Spritverbrauch zu hoch: Rücktritt vom Autokauf ist aufwendig

Spritverbrauch zu hoch: Rücktritt vom Autokauf ist aufwendig

Wer den die Angaben zum Spritverbrauch eines Neuwagens durch den Praxistest widerlegt, können Käufer vom Kauf zurücktreten. Doch das ist gar nicht so einfach - und teuer.

Wenn der Spritverbrauch beim Neuwagen zu hoch ist

© dpa

Wenn der Spritverbrauch beim Neuwagen deutlich höher ist als versprochen, darf der Käufer vom Kaufvertrag zurücktreten.

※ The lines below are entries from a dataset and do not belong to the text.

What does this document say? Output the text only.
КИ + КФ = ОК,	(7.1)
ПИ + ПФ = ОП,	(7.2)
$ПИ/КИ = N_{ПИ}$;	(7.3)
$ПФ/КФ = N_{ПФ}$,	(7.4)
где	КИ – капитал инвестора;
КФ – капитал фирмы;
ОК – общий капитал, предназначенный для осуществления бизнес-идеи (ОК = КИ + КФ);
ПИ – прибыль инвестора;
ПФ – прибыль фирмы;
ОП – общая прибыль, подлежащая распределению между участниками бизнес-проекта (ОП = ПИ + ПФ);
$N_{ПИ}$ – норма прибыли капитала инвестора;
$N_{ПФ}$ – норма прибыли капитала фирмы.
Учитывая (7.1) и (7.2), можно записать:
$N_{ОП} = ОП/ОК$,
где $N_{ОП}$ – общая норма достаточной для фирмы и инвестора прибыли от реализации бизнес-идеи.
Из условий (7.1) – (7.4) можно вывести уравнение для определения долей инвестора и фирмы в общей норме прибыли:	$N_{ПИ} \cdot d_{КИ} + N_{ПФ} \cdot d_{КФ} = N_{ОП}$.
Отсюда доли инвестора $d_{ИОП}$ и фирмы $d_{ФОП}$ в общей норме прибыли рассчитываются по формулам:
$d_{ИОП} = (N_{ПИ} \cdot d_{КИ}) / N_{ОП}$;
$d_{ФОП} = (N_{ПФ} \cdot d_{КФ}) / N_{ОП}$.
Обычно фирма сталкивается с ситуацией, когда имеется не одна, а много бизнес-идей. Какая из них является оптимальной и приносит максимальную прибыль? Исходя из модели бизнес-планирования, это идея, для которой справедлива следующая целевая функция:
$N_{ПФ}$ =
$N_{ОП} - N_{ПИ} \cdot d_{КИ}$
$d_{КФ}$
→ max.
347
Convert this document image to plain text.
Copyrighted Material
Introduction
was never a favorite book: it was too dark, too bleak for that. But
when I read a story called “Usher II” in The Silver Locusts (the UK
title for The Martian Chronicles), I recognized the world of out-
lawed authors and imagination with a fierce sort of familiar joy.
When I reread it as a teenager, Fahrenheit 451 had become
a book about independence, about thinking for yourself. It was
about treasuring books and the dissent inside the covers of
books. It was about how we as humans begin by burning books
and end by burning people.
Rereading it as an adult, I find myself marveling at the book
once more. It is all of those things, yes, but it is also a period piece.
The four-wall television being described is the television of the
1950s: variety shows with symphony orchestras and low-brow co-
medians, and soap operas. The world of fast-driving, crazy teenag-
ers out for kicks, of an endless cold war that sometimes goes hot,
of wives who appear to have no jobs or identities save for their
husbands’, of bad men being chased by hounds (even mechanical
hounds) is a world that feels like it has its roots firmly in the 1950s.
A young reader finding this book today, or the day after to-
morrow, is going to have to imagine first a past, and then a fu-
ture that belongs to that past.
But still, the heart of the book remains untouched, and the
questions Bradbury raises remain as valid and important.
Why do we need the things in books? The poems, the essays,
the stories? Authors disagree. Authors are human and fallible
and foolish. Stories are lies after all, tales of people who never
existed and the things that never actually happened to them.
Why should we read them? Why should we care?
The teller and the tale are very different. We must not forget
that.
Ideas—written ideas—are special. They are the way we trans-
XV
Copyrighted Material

Wer nachweisen kann, dass sein Neuwagen im Vergleich zu den Herstellerangaben mehr als zehn Prozent mehr Kraftstoff verbraucht, kann vom Kauf zurücktreten. Das sei allerdings aufwendig, sagt ADAC-Juristin Silvia Schattenkirchner.

Zwei Jahre Zeit für Rücktritt vom Kauf

In solchen Fällen sei immer der konkrete Einzelfall zu prüfen, und zwar unter Prüfstandbedingungen und durch einen Sachverständigen. Und besonders wichtig: Dieser Sachmangel lasse sich nur in den ersten zwei Jahren nach der Übergabe des Autos gegenüber dem Händler anbringen.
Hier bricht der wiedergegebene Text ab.